Following a meeting between two of the major UK consumer groups and some of the heavy hitters in the finance sector, it is hoped that many customers will feel more confident about pursuing a claim directly. Doing so could save most customers over £800 in increased compensation amounts!

Consumer Groups Encourage Independent Action

Figures released yesterday will not making good reading for the UK banks already suffering from the negative publicity surrounding the Payment Protection Insurance misselling scandal.

Leading consumer groups in the UK, think that customer are still entitled to in excess of £5 billion in compensation – alarming given that banks paid out half that amount already in 2011.

Sadly these groups think that many uninformed customers are missing out on a big slice of their compensation as they employ the services of a claims management company. This type of company, which as yet remains unregulated by the government, takes a 15-20% cut of the compensation awarded for their services. On average this is costing complainants over £800 per claim.

Moneysavingexpert is trying to highlight to customers just how straightforward and simple it is to pursue compensation from a bank if they feel that they were missold their PPI policy, launching a wave of radio adverts in the coming weeks.

This extra publicity will no doubt shine an even stronger light on the scandalous misconduct of banks who no doubt thought they could squeeze extra profits out of unsuspecting and loyal customers by selling them worthless policies … or in some cases insisting that the policy had to be taken out with them (which is strictly against their self avowed code of conduct).

Thankfully, for once, the UK consumer refused to take this treatment lightly and in 2011 a record number of complaints was lodged against the leading banks and other financial institutions such as store credit and insurance. Barclays was the most complained about individual bank, but Lloyds TSB has the ignominy of being the worst performer overall.

It appears obvious that the banks do not expect the furore to die down any time soon, as record numbers of people are being recruited into the banking system – largely to deal with the sheer volume of complaints that are being levied by customers!

PPI Claims Leads to Record Complaints Against Banks

It would appear that the furore over the mis-selling of PPI shows no sign of abating. Recently released figures show that complaints against UK banks increased by an astonishing 29% in March, hitting a record level of over 1.6 million complaints.

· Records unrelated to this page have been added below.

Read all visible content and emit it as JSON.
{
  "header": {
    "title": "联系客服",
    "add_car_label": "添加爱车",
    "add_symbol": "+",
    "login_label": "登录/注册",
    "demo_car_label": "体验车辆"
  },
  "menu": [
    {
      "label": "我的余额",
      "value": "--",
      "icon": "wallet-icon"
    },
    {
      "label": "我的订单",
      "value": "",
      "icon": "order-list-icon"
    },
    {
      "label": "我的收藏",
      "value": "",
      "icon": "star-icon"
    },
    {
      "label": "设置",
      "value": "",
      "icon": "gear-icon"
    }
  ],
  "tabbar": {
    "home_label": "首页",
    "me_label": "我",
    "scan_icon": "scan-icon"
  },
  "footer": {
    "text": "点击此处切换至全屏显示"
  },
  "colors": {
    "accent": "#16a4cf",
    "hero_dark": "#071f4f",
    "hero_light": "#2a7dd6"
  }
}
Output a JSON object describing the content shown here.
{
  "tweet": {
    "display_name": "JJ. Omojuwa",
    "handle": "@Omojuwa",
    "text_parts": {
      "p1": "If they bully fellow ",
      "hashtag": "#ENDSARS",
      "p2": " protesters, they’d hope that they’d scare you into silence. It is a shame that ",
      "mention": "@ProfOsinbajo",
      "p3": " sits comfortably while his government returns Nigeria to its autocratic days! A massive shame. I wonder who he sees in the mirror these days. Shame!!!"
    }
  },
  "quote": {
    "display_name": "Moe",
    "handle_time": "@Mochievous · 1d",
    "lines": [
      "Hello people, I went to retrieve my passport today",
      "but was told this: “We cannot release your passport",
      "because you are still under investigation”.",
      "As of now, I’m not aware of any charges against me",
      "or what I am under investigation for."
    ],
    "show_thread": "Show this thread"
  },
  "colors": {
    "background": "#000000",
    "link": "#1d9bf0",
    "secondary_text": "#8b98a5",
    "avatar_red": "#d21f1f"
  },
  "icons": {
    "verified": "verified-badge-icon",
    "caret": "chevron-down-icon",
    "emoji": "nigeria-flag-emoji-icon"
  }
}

The most complained against individual bank was Barclays, who dealt with an astonishing 251,000 NEW complaint in the first 6 months of 2011 and an even higher sum of 281,000 for the second half of the year.

Bank of Scotland showed a similar trend opening 130,000 complaints in the first half of the year which rose dramatically to over 200,000 in the second half of the year. Lloyds second half year complaints tally was an eye watering 240,000!

Simon Thompson, Managing Director of Precision Claims, said it was unsurprising that the complaints were escalating as the scale of the mis-selling of PPI was pretty obvious from early on. He thinks banks will continue to see increased complaint levels and thinks the FSA should work even harder to force banks to contact customers who they know have been mis-sold policies.

As well as banks, insurance companies were also in the spotlight, with one major insurer Aviva, openingover 13,000 complaints.

The increasing number of people complaining about their treatment is leading to increasing business for PPI Claim companies, but more and more people are pursuing compensation under their own steam. With the help of a good PPI Claim Letter most customers can save time and money doing it themselves knowing that they have the support of the Financial Ombudsman if they are unhappy with the bank’s behaviour.